Taogle2018 commented 4 years ago

Symbols for 1.5 can be downloaded here. FYI. https://1drv.ms/u/s!AljlID0ntVyugehHeyCgYHkiJSUAew?e=JekxoT Thanks for sharing the dump.

Taogle2018 commented 4 years ago

I think https://github.com/google/android-emulator-hypervisor-driver-for-amd-processors/issues/23 is probably the same issue, although I have not get that dump yet.

thesword53 commented 4 years ago

It seems to be caused by this instruction: https://github.com/google/android-emulator-hypervisor-driver-for-amd-processors/blob/c772caab541d0a7ede442f32c04b0c95aacba512/arch/x86/kvm/mmu.c#L2097

Taogle2018 commented 4 years ago

https://1drv.ms/u/s!AljlID0ntVyugehxayBpYN3uOnXidw?e=ZQ1cuo Can you try this build and see if it fixes the problem?

thesword53 commented 4 years ago

https://1drv.ms/u/s!AljlID0ntVyugehxayBpYN3uOnXidw?e=ZQ1cuo Can you try this build and see if it fixes the problem?

I can't boot Windows 7 guest at all with this build. The "Starting Windows" shows up and the screen become black.

Taogle2018 commented 4 years ago

OK. I will do another build for you, will be back later.

Taogle2018 commented 4 years ago

https://1drv.ms/u/s!AljlID0ntVyugehyHXoKYGgtriDJrA?e=1lAXXh Can you try this one? This build is exactly v1.5 + intended fix, removing any other irrelevant patches from the former build.

thesword53 commented 4 years ago

https://1drv.ms/u/s!AljlID0ntVyugehyHXoKYGgtriDJrA?e=1lAXXh Can you try this one? This build is exactly v1.5 + intended fix, removing any other irrelevant patches from the former build.

I have the same issue with this build. The guest seems to get a BSOD but the screen is black.
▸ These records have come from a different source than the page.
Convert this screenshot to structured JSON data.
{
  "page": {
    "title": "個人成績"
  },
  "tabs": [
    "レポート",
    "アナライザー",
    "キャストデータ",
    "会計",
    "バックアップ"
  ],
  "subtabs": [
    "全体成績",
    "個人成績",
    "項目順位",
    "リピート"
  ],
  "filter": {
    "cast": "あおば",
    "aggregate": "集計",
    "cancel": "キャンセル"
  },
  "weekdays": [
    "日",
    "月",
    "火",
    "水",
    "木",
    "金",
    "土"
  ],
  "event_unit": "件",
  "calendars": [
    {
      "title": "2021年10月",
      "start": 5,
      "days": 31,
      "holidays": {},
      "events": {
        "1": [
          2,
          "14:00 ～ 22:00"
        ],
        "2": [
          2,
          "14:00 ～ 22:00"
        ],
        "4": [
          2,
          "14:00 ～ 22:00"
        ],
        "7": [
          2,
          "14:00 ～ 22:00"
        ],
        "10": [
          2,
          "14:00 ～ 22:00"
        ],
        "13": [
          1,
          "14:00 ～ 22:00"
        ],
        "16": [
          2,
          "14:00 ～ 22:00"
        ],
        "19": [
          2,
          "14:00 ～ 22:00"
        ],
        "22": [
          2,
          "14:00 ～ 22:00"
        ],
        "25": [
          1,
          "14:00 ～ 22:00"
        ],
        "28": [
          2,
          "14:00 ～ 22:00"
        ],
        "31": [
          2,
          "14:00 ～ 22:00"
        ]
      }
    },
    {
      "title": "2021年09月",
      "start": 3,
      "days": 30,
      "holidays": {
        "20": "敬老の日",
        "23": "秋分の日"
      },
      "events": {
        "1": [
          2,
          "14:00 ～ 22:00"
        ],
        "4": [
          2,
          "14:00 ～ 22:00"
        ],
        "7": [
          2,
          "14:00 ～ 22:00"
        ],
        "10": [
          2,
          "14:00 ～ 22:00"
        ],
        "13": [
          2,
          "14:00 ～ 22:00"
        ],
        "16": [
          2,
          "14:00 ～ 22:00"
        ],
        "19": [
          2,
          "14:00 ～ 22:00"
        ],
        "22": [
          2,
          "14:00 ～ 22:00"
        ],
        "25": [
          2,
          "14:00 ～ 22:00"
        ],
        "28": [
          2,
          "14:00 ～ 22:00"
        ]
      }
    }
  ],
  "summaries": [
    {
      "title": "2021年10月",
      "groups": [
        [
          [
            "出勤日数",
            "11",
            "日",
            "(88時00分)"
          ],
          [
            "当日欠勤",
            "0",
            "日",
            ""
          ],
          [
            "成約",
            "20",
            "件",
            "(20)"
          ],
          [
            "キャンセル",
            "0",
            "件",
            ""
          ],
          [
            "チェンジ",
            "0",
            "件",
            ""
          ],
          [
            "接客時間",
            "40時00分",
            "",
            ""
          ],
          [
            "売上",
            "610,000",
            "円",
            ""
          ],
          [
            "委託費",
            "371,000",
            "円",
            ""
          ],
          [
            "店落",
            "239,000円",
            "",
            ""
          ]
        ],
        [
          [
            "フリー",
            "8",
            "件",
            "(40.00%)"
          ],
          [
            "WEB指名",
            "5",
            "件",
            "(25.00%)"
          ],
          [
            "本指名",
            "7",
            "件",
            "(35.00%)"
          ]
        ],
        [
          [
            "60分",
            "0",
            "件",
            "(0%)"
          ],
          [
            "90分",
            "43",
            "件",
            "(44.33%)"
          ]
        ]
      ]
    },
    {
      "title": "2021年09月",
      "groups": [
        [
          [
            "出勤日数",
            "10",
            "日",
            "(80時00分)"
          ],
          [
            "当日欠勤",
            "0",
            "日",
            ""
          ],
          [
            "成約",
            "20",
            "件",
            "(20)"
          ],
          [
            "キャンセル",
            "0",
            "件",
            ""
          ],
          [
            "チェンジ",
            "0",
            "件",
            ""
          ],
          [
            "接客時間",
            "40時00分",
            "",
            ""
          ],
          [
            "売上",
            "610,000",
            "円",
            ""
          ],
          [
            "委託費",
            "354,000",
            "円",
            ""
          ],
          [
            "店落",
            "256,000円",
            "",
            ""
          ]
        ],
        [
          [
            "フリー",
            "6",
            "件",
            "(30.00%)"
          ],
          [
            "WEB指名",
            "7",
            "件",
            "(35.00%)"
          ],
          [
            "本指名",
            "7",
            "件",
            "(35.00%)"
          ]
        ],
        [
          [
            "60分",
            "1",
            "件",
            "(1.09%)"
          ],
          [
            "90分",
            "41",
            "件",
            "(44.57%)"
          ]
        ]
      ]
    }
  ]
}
Taogle2018 commented 4 years ago

Thanks. It is hard to guess the reason as this is actually one line change, which should not alter guest behavior. Let me explore more before getting back.

Taogle2018 commented 4 years ago

I've tried to install and run a Windows 7 64 guest successfully with both builds. The commandline options are "-accel gvm -cpu host -m 8G -smp cores=8 -hda=win7.file -sdl". It is weird that these builds brought a black guest for you. So let me confirm, guest is OK when using 1.5 release but turns to black screen when switching to one of these two testing builds. If that's the case, I can build another one that is exactly the same as v1.5. This will help us to identify anything changed in my local build system. Otherwise, I really cannot think of a reason why.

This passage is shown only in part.